What material is the crown made of?
Wood – Cope (unless painting)
MDF – Miter
Will the crown be stained or painted?
Stain – Cope
Paint – Miter
Adjusting for out of plumb?
Not a lot you can do about the ceiling except use a sander to trim the back of the crown or if it’s a lighter material bend it to position.
Coping, closing your corners?
Cope the crown in position. If you’re laying it flat then the top corners will never match because you’re ignoring the spring angle when coping.
92 degree wall – How to measure Miter?
Assuming you’re using a crown jig (otherwise becomes compound angles) you have the crown body to your left meaning you’re cutting the right edge of the crown.
The actual angle that you’re dealing with is 360 degrees, but your saw and the walls reduce it to a manageable 270/180/90. 270 is an outside corner, 180 is a flat wall and 90 is an inside corner.
Now picture a circle, a pizza works well for this. If the wall is greedy it takes up most of the pizza, leaving you with one quarter or 90 degrees. If the wall is a nice guy then it leaves you most of the pizza or 270 degrees.
The miter saw lets you decide if the wall should get most of the pizza or if you should. Equal (0 degree miter) is a flat cut. Unless you’re coping, sadly you’ll never use this setting, but then again life is rarely fair for you or walls.
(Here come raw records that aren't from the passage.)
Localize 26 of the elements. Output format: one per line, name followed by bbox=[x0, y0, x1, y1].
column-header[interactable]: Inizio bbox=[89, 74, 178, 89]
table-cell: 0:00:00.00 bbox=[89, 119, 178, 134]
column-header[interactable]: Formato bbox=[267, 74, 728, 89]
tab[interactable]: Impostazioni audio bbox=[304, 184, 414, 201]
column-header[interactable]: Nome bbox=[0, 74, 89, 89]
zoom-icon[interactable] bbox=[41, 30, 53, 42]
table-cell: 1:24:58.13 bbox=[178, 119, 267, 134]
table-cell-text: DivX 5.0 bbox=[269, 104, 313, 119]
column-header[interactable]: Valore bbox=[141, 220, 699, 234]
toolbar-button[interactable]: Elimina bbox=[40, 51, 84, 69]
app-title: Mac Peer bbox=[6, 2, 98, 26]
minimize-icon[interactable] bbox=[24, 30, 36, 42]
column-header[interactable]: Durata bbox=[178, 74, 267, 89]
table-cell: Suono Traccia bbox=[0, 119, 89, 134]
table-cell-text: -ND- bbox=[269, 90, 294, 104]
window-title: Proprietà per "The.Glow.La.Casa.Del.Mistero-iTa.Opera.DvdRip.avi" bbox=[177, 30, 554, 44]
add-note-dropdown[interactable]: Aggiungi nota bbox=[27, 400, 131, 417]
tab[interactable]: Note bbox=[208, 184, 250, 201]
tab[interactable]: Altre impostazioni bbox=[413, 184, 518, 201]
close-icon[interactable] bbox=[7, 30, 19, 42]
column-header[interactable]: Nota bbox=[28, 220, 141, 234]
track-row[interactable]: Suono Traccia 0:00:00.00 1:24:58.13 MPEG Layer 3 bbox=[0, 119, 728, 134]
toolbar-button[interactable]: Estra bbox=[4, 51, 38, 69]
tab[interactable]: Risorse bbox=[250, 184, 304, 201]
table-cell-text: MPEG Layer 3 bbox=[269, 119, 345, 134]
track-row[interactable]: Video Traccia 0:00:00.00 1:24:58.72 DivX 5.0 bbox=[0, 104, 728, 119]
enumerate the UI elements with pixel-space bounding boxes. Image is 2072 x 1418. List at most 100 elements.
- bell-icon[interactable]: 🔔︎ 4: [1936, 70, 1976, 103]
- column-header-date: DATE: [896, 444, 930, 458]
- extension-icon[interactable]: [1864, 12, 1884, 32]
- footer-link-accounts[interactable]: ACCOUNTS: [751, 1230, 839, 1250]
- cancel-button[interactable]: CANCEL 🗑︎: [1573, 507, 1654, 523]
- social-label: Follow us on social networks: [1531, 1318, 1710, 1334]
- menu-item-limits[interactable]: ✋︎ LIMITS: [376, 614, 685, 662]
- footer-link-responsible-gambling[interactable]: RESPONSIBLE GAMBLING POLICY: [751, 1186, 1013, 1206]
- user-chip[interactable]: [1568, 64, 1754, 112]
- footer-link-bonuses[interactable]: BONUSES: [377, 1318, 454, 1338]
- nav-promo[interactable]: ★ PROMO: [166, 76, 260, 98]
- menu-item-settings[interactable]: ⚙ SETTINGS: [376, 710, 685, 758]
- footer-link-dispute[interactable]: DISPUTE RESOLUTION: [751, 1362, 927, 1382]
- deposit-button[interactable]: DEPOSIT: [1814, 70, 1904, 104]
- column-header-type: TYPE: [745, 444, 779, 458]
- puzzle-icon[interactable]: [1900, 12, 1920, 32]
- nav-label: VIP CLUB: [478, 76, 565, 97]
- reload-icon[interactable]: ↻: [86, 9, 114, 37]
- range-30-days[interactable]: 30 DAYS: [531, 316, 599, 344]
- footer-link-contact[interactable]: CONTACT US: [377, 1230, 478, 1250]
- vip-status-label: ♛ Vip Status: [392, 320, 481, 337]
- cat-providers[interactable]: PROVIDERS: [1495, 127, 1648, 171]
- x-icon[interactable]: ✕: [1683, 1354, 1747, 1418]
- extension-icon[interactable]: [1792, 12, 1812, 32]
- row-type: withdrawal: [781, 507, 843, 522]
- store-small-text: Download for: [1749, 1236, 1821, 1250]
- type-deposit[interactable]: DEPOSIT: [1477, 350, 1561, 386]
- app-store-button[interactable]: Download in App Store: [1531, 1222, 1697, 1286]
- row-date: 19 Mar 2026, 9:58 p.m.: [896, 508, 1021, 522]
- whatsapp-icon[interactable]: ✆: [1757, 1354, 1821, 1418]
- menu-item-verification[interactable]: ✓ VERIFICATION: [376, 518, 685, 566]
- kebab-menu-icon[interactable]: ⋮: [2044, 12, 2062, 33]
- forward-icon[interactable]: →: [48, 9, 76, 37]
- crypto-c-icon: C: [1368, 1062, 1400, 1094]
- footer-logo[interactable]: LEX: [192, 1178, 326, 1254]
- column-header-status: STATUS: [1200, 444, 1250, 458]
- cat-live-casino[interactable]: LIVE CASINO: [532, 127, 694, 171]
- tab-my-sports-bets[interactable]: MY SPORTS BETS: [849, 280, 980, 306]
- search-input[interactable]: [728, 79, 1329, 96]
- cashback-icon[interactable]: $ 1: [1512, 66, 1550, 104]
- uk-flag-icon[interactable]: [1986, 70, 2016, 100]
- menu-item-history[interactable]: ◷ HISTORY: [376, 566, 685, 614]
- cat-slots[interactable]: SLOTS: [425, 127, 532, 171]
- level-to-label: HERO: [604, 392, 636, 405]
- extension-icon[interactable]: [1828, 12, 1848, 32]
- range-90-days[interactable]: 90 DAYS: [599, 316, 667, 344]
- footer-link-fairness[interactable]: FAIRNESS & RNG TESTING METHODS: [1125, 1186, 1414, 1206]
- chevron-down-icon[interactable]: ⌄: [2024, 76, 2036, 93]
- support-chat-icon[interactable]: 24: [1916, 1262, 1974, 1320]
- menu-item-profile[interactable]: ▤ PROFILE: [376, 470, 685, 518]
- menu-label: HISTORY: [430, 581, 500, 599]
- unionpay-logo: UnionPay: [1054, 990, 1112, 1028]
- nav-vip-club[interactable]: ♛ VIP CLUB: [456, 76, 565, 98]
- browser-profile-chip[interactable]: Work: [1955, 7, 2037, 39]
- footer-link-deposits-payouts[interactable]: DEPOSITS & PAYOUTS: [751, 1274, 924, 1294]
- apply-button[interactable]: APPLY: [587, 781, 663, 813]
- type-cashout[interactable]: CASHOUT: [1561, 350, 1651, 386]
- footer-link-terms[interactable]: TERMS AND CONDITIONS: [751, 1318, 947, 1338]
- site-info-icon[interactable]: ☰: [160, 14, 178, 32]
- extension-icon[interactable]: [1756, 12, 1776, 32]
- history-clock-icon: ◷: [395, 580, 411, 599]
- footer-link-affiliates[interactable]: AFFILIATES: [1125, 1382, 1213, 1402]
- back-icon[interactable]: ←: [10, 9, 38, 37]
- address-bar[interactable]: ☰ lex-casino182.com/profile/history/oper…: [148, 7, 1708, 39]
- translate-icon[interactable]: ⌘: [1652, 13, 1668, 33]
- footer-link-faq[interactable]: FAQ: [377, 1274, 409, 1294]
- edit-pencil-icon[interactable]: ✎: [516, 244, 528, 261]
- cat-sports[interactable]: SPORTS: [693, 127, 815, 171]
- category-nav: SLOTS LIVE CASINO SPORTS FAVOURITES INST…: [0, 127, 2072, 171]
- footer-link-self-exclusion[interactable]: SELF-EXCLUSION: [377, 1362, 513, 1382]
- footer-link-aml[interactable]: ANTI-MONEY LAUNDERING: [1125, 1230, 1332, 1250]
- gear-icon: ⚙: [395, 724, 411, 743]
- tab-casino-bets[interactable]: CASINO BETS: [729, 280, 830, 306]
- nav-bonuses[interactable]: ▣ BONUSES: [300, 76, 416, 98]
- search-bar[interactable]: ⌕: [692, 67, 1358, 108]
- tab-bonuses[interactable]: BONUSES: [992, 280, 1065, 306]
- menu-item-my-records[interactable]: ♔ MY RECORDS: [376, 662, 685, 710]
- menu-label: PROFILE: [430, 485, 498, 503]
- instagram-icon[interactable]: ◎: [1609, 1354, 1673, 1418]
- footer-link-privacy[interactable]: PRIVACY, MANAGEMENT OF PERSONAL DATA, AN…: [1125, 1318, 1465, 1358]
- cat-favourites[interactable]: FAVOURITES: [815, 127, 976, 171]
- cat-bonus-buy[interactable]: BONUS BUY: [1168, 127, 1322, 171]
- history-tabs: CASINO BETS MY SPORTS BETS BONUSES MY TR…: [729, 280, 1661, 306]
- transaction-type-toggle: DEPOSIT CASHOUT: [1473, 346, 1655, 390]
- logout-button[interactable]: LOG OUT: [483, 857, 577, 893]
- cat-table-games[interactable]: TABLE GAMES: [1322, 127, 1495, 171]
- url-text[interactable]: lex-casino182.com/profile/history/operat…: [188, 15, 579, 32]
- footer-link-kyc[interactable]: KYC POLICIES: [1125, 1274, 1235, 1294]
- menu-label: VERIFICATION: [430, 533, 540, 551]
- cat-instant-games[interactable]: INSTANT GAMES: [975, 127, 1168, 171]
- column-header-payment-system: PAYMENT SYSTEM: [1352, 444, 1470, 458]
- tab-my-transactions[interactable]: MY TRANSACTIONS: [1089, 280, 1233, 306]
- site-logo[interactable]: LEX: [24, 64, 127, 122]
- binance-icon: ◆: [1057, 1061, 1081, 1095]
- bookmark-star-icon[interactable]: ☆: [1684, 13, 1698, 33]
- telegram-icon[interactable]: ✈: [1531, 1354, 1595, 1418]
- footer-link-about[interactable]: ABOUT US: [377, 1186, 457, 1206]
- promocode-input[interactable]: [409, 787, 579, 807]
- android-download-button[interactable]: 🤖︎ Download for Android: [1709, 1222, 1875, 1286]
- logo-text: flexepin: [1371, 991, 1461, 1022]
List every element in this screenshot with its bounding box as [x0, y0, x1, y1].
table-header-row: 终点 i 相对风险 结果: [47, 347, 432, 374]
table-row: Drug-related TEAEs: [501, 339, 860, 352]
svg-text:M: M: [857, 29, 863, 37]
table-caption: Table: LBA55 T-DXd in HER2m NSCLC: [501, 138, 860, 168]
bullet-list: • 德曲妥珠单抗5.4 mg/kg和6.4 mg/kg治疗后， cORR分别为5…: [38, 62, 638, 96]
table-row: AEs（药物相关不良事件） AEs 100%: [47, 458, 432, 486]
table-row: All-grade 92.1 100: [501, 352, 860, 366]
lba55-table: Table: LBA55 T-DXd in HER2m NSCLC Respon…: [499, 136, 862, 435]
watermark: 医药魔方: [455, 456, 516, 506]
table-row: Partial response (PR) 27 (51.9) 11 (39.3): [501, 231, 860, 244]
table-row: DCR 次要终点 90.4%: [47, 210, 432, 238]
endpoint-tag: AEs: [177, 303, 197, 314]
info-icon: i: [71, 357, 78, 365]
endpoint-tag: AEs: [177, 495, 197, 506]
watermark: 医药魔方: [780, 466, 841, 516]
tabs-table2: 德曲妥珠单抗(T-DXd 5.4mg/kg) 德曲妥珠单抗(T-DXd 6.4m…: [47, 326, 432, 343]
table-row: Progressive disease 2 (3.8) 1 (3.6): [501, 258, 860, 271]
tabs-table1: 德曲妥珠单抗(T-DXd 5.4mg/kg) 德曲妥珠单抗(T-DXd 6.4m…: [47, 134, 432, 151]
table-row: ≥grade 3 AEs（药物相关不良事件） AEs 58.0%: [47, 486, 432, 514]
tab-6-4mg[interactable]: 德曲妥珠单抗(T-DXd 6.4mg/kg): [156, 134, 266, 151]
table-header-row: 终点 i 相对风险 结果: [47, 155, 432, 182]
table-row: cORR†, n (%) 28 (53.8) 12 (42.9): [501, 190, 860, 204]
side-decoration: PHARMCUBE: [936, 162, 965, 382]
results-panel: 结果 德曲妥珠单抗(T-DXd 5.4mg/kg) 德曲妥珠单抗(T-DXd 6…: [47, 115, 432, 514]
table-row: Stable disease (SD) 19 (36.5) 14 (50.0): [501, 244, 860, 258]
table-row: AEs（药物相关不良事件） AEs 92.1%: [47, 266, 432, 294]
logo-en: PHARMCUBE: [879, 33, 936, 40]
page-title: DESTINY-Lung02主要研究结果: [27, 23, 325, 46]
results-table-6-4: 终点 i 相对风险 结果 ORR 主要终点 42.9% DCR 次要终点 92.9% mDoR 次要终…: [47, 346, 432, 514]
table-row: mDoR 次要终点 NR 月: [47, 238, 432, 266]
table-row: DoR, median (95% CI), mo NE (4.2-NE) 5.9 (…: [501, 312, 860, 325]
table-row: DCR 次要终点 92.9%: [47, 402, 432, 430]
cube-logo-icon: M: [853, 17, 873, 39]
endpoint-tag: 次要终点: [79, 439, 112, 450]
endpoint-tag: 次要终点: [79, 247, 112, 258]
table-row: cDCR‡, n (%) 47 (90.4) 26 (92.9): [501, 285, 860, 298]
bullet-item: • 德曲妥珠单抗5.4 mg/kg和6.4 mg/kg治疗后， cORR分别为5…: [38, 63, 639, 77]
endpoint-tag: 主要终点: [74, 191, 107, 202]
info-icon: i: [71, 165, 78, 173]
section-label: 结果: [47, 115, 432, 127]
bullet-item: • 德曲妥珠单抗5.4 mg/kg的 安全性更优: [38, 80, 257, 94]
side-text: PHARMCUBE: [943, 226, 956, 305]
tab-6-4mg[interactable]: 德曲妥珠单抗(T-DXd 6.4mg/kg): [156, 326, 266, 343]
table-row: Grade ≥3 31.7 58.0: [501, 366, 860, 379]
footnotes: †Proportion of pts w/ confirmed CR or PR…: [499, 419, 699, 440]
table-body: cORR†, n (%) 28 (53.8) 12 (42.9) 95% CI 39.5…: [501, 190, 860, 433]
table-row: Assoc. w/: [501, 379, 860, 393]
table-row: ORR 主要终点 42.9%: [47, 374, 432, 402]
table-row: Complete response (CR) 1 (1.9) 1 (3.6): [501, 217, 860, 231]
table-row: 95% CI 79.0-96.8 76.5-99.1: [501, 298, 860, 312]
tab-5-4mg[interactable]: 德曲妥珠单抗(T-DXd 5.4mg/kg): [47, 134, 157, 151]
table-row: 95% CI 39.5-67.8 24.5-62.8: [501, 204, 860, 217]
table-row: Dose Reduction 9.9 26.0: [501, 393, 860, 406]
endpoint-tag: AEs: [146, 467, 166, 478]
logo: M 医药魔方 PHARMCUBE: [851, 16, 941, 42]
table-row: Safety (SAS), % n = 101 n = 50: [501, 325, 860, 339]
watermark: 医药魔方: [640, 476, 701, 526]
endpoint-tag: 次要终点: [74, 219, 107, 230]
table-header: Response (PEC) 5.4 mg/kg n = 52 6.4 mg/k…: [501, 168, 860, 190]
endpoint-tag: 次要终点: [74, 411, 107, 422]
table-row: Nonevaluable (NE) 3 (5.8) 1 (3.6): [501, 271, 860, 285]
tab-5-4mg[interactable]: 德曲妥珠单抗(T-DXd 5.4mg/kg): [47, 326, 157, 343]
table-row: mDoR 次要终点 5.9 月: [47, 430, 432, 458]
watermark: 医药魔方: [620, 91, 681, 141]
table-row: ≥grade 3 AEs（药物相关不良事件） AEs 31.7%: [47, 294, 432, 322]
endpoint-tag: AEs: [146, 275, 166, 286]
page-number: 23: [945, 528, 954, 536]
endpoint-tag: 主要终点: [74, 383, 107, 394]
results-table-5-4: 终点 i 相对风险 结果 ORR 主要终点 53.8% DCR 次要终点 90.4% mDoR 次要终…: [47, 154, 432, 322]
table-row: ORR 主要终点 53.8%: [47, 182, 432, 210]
The bulk of your work piece is to your left, meaning it will occupy the right side of an angle. We’ll stick with the pizza thing because it’s near lunch. So, the pizza is to your left and you want to be a nice guy so you give most of the pie to the wall by moving the miter to the left. If you’re feeling like a jerk then take most of it by moving the miter to the right. The exact opposite is true if the pizza is to your right, left to take more and right to take less.
At this time I suggest using a mimetic to help yourself out. I don’t have a good one so you can just scream “screw you wall” if you’re going to take most of the pizza (outside corner) or “okay, this time you get it all” if you’re giving the wall most of it (inside corner)
So, joking aside your angles are either 90 degrees of the circle representing an inside corner or 270 degrees for an outside. A flat piece is always 180. You’re either subtracting from that 180 to make an inside corner or adding to make an outside.
A perfect outside corner is 180+90 = 270
A perfect inside corner is 180-90=90
So if your inside wall is a little open, say the 92 degrees you had, the angle is 180-92=88. Divided by 2 your miter angle is 44. If the wall is just a bit closed, say 88 degrees then that angle becomes 46.
Outside corners work in the exact opposite direction. A slightly smaller than 90 degree wall means you need a bit more to 180 to make the angle fit. An outside corner that shows on a protractor as 88 degrees means the actual angle is 360-88 (occupied space) so 272. 180 is always fixed so 272-180=92. Divide that by two and you get a miter angle of 46 degrees. A corner that is a bit fatter decreases the cut angle to 44.
Other things to consider
If you’re using a painted pine or mdf you can always use caulk to close mitered joints. If it’s a stained wood things are a little more delicate. You can use stainable wood filler or a filler stick, but your corners have to allow for minor wood movement. Also, with an imperfect cope you still get one great view angle and one so-so angle. With an imperfect miter you get nothing but bad viewing angles.